Gulzarbagh-Ukhra is a Minority Mohalla/Sansad under Ukhra Gram Panchayat of Andal CD Block in Durgapur subdivision of Paschim Bardhaman district in West Bengal, India.

==Geography==
The Gulzarbagh-Ukhra of Asansol-Durgapur region is composed of undulating laterite soil. This area lies between the Damodar and the Ajay rivers which flow almost parallel to each other in the region. The average distance between the two rivers is around 30 km. For ages the area was heavily forested and infested with plunderers and marauders.
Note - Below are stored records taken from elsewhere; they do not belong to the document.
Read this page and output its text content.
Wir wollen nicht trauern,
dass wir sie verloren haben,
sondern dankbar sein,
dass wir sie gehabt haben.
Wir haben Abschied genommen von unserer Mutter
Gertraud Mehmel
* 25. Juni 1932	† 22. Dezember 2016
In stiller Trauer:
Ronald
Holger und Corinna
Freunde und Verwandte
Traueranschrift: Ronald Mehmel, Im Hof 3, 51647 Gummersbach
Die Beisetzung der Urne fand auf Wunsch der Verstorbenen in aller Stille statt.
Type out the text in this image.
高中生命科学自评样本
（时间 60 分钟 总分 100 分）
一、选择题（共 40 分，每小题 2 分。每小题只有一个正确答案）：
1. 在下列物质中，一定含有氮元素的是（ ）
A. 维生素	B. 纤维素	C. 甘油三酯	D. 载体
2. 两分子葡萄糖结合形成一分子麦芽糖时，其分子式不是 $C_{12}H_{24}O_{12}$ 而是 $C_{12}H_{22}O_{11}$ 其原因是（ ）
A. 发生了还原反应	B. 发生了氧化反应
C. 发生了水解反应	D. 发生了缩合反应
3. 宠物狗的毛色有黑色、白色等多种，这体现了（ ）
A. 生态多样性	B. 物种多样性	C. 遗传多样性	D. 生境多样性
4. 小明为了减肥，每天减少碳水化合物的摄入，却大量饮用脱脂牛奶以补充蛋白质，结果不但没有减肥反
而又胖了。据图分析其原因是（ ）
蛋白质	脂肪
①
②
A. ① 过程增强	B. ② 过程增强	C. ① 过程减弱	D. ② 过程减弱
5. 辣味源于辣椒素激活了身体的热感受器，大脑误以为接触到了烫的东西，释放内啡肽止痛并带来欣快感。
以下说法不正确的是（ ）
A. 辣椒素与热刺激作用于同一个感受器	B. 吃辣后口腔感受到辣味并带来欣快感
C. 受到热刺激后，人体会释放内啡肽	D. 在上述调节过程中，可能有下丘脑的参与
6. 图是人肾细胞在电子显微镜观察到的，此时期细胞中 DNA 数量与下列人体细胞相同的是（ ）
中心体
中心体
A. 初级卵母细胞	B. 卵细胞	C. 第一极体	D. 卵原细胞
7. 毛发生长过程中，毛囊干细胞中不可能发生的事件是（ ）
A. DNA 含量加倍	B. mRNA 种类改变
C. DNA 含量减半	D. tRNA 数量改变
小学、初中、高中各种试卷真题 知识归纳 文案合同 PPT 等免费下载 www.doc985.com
The discovery of coal led to industrialisation of the area and most of the forests have been cleared.

==Demographics==
As of 2001 India census, Gulzarbagh-Ukhra had a population of 5,000. Males constitute 53% of the population and females 47%. Gulzarbagh-Ukhra has an average literacy rate of 70%, higher than the national average of 59.5%: male literacy is 76%, and female literacy is 61%. In Gulzarbagh-Ukhra, 11% of the population is under 6 years of age.

==Politics==
As per orders of the Delimitation Commission, Ukhra (Vidhan Sabha constituency) has ceased to be an assembly constituency from 2011. Andal community development block is part of Raniganj assembly constituency.
Gulzarbagh-Ukhra is under Andal Police Station and lies under East Zone of newly formed ASANSOL DURGAPUR POLICE COMMISIONERATE.